Sans porter d’accusation ni de jugement de valeurs, les textes sont autant de lieux d’acquiescement où l’on encourage l’esprit à voyager, à changer de points de vue et à chercher les points qui rassemblent, les points où commence l’acceptation, la résilience.

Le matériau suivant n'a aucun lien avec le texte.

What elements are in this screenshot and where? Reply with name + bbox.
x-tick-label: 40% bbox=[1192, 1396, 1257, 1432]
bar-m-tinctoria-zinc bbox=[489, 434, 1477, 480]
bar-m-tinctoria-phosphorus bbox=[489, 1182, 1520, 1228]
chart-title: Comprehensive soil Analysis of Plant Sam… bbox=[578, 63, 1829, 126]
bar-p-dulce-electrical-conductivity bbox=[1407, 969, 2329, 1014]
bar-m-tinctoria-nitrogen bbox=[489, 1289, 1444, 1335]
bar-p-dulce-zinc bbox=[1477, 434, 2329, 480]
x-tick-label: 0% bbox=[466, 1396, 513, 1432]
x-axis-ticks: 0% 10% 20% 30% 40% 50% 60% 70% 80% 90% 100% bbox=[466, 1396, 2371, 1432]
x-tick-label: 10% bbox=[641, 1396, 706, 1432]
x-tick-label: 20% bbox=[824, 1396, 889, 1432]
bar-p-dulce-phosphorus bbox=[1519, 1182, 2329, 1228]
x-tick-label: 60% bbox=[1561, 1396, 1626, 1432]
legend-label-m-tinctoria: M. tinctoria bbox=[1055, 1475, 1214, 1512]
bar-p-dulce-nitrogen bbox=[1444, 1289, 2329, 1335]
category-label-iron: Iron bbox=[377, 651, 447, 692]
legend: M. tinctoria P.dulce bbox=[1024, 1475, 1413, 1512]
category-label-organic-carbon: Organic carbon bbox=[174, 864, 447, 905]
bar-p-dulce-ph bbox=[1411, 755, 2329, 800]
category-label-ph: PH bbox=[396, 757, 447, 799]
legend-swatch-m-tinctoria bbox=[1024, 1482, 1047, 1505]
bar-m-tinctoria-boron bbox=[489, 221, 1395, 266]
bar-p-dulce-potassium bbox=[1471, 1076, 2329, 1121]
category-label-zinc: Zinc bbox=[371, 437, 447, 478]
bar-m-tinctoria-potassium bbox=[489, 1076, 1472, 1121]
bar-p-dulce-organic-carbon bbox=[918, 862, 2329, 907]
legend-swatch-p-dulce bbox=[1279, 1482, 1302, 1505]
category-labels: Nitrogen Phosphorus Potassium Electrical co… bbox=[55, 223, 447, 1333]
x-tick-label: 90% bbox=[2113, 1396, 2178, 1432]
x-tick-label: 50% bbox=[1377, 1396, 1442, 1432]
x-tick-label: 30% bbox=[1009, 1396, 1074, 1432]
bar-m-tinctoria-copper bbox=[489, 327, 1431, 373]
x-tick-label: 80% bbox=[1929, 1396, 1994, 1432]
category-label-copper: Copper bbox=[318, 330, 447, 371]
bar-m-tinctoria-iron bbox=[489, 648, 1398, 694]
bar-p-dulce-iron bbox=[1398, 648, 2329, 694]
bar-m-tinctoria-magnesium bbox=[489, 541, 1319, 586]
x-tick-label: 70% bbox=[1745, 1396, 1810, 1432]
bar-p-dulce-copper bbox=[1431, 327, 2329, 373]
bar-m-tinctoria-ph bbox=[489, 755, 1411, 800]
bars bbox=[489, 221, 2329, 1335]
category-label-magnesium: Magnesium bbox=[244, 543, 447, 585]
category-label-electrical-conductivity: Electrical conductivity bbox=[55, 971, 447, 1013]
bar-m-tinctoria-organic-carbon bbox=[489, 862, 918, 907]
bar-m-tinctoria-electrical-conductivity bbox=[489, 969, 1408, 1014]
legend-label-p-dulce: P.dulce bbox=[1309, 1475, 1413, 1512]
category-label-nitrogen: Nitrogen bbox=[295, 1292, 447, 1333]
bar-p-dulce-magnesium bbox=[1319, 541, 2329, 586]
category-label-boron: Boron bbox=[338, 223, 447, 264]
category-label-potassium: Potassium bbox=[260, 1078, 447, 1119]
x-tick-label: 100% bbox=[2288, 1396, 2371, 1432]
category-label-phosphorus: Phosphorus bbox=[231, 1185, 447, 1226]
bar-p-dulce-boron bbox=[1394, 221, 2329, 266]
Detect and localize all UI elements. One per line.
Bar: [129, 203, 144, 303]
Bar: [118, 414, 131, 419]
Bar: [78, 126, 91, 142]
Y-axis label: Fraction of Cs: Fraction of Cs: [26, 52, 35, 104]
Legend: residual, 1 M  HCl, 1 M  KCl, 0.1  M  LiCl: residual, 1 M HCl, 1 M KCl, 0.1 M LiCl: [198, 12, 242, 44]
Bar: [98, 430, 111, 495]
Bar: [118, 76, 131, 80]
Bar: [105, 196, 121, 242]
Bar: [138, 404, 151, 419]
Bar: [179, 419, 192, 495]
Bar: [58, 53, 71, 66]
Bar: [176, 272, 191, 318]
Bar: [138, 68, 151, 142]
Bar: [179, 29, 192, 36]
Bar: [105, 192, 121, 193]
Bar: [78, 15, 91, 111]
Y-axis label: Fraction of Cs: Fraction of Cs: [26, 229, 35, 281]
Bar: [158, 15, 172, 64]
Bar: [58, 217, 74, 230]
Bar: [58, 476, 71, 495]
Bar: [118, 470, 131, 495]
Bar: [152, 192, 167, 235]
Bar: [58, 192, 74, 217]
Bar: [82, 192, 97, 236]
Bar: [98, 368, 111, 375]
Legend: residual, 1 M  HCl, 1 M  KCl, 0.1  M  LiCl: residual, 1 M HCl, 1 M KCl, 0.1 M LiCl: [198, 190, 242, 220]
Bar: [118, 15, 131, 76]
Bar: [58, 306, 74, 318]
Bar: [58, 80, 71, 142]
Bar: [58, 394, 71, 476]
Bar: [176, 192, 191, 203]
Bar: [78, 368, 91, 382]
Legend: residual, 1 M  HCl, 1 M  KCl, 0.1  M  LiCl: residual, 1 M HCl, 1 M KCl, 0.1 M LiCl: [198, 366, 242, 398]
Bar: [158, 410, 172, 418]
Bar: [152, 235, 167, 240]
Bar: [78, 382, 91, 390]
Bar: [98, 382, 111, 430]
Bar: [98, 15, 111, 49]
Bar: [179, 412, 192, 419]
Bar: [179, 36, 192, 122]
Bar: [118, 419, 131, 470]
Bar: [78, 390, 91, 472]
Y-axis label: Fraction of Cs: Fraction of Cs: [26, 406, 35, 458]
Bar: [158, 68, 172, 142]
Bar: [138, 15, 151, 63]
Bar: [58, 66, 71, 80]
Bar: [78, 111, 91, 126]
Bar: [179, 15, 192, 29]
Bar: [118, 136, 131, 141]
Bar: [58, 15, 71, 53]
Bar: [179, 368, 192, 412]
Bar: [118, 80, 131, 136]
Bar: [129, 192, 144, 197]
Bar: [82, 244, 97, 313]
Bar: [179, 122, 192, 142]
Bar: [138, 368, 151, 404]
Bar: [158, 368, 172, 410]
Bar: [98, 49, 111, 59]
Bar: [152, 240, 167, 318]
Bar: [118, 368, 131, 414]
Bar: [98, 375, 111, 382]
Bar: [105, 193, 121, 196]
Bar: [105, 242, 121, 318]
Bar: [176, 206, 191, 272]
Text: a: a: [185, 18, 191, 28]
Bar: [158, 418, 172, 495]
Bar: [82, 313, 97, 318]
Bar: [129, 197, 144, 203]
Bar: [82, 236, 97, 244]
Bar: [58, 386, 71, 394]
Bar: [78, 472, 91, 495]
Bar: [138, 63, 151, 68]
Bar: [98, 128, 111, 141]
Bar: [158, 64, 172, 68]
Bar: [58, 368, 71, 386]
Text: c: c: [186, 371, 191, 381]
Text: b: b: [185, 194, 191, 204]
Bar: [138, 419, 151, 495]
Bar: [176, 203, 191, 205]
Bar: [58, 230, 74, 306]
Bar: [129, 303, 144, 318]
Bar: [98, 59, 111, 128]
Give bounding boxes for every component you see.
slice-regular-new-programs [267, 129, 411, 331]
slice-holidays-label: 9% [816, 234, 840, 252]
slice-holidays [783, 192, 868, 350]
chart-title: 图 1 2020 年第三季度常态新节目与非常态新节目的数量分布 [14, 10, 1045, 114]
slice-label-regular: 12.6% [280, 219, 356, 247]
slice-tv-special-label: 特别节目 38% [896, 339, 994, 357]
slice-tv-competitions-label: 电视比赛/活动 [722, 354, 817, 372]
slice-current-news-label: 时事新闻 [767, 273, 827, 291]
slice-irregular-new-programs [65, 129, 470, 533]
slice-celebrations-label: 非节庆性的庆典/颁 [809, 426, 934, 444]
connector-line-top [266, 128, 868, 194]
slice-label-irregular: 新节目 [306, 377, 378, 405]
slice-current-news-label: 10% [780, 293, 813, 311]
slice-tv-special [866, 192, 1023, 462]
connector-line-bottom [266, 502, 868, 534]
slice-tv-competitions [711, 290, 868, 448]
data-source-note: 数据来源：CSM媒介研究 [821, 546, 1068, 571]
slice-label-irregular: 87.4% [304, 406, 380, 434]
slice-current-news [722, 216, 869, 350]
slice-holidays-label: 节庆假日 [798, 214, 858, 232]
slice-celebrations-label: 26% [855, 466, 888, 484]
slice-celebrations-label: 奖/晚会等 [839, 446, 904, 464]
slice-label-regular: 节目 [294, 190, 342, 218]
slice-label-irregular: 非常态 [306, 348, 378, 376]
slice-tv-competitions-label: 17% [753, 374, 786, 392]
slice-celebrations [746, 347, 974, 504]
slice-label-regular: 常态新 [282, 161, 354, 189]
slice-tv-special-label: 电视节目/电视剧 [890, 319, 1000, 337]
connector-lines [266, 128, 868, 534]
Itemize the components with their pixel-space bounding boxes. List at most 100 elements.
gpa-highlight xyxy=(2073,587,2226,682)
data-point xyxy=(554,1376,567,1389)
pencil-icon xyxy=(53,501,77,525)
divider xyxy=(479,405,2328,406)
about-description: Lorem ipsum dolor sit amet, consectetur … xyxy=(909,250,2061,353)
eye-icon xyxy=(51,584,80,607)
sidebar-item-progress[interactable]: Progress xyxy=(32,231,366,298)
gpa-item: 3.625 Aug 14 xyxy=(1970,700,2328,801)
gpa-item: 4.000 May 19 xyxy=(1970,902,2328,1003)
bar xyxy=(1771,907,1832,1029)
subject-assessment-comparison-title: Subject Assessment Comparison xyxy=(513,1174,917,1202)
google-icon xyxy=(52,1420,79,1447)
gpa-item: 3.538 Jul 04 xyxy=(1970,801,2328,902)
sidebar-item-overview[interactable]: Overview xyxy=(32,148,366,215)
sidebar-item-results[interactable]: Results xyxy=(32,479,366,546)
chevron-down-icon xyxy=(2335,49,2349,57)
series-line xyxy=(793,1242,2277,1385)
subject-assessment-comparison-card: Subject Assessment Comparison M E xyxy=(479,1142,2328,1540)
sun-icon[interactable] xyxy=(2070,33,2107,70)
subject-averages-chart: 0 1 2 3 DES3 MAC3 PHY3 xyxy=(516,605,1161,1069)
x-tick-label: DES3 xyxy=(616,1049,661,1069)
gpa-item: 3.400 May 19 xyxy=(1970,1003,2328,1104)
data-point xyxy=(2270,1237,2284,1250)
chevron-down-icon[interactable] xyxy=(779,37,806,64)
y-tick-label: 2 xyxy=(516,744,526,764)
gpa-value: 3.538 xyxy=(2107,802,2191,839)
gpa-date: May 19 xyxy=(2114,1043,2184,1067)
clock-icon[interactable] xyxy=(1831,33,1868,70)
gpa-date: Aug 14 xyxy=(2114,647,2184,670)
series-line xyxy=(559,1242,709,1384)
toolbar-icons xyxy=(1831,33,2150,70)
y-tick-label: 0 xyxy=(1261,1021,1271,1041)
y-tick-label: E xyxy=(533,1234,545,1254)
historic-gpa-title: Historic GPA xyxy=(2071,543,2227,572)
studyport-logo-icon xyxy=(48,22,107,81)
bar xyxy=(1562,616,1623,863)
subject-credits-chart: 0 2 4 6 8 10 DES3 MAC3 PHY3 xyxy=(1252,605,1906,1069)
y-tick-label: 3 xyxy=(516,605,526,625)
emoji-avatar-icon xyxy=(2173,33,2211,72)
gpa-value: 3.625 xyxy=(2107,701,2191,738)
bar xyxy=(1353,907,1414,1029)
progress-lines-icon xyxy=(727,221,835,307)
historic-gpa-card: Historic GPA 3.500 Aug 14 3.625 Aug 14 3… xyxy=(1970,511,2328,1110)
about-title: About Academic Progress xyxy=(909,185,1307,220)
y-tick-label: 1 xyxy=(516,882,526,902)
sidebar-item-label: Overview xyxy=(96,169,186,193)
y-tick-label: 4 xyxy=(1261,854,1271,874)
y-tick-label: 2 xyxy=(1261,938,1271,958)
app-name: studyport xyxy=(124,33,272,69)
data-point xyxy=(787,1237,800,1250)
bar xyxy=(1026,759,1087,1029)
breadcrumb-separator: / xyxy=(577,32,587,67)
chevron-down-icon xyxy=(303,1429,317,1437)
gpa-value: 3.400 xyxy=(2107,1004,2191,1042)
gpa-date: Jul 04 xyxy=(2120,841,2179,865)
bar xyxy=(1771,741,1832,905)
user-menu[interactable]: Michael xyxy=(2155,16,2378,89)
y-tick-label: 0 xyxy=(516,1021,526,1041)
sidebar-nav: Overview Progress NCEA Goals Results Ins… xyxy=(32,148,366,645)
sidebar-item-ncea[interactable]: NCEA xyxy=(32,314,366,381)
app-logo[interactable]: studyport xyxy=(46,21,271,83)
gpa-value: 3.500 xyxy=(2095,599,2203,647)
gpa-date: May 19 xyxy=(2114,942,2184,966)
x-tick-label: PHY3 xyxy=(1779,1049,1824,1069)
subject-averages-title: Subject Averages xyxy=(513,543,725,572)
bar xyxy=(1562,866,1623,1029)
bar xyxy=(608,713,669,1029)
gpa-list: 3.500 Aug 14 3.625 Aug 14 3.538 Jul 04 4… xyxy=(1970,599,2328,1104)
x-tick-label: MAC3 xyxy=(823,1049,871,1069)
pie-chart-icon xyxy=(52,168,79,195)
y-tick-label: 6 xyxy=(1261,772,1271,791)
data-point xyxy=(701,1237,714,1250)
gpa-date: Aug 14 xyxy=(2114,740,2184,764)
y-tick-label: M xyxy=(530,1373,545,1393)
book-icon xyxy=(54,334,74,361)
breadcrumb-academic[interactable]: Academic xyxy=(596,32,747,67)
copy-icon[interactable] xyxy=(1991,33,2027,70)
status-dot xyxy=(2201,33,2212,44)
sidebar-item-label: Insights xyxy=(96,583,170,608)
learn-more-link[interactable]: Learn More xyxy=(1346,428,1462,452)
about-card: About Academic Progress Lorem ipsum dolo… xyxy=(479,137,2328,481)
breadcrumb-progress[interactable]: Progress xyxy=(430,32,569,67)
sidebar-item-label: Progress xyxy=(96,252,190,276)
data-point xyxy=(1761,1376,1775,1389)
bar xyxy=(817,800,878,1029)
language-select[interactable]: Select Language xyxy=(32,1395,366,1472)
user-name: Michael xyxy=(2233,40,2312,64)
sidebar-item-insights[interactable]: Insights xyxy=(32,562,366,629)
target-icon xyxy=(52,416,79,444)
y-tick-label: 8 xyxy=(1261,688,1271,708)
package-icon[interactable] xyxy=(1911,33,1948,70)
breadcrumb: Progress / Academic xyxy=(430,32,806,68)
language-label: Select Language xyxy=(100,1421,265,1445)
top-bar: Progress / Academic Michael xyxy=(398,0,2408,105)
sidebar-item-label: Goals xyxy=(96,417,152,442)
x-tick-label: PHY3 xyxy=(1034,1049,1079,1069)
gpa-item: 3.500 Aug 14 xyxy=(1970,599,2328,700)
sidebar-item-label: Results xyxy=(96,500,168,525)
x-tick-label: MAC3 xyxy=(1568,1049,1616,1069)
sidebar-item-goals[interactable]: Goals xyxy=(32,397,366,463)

Le poème descend du rêve et le rêve est bien souvent le lieu d’errance ou de vagabondage de l’esprit. Le poème est une aire d’accueil pour ceux qui se cherchent au travers de leurs vies, se perdent parmi les autres ou se retrouvent justement grâce aux autres. À cet autre qu’il soit l’inconnu d’un rond-point qui partage notre galère, le père disparu, le penseur qui nous a tellement apporté, l’auteur qui nous a inspiré, l’amant, le mari, le frère, l’enfant, le médecin, le voisin. 

« L’appareil de son père
autour du cou
il a frôlé des corps
s’est dilué dans des regards. »

« De retour à la chambre
que le soleil n’attaque plus de front
sur la petite table
dans les feuilles blanches
abandonnées la veille
je m’arrime à la clarté
enfin supportable »

Pour habiter le quotidien, il suffit peut-être de l’observer depuis cet espace qu’on réserve à l’écriture. L’écriture est nomade même si elle consiste à nous faire appréhender un monde qui ne l’est pas, qui ferme les yeux sur ce qui ne lui ressemble pas. Écrire est une manière de prendre conscience.

« Le désespoir bat la mesure
Dans l’obscurité profonde
la main tâtonne à la recherche
du mot exacte. »

« Avec des poèmes j’ai comblé les ornières
aplani les chemins comme on lisse une page
Au-dessus des aigreurs routinières
mon regard bienveillant
encourage les sursauts »

Il est des lieux que nous rendons inhabitables: 

« Sur mon rond point j’en vois passer des camions
des bennes tressautantes avec des bruits de tôle
le sable pris dans l’estuaire pour alimenter l’usine de ciment dans l’arrière-pays
est-ce le même qui revient pour bétonner la côte ? »

Il est des lieux qu’on aimerait ne pas devoir habiter et que l’on habite malgré tout.

Le poème Roulis de la page 72 et 73 nous invite à avoir un pied marin car « tout roule » depuis les couloirs de l’hôpital aux chambres où sont les malades. « tout roule » là où c’est loin d’être une évidence, « tout roule » devient le refrain métamorphosable auquel s’amarrer pour ne pas sombrer.  

Les lieux habitables varient, les manières de les habiter aussi et personne n’a à nous imposer un lieu en particulier et une manière de l’habiter. Même fixés depuis toujours au même endroit on peut s’avérer être un grand voyageur des tous petits espaces, un explorateur de la sédentarité comprenant qu’il doit exister une forme d’équilibre à trouver entre l’âme et le corps. Il faut vaincre la maladie ou trouver le moyen de la repousser encore un peu pour quelques temps. Habiter la vie s’apprend.

« Est-ce vivre que de nourrir inlassablement le refus de la désespérance? »

« Le chagrin est notre bagage
je ne peux qu’aider mon enfant
à le porter »

Balval Ekel par ses poèmes nous aide à trouver un air respirable, une aire où se reposer, reprendre force. Ses textes sont autant d’étapes accueillantes où les questions qui se posent ne coupent point les ailes mais les consolident afin que chaque lecteur puisse vagabonder comme bon lui semble.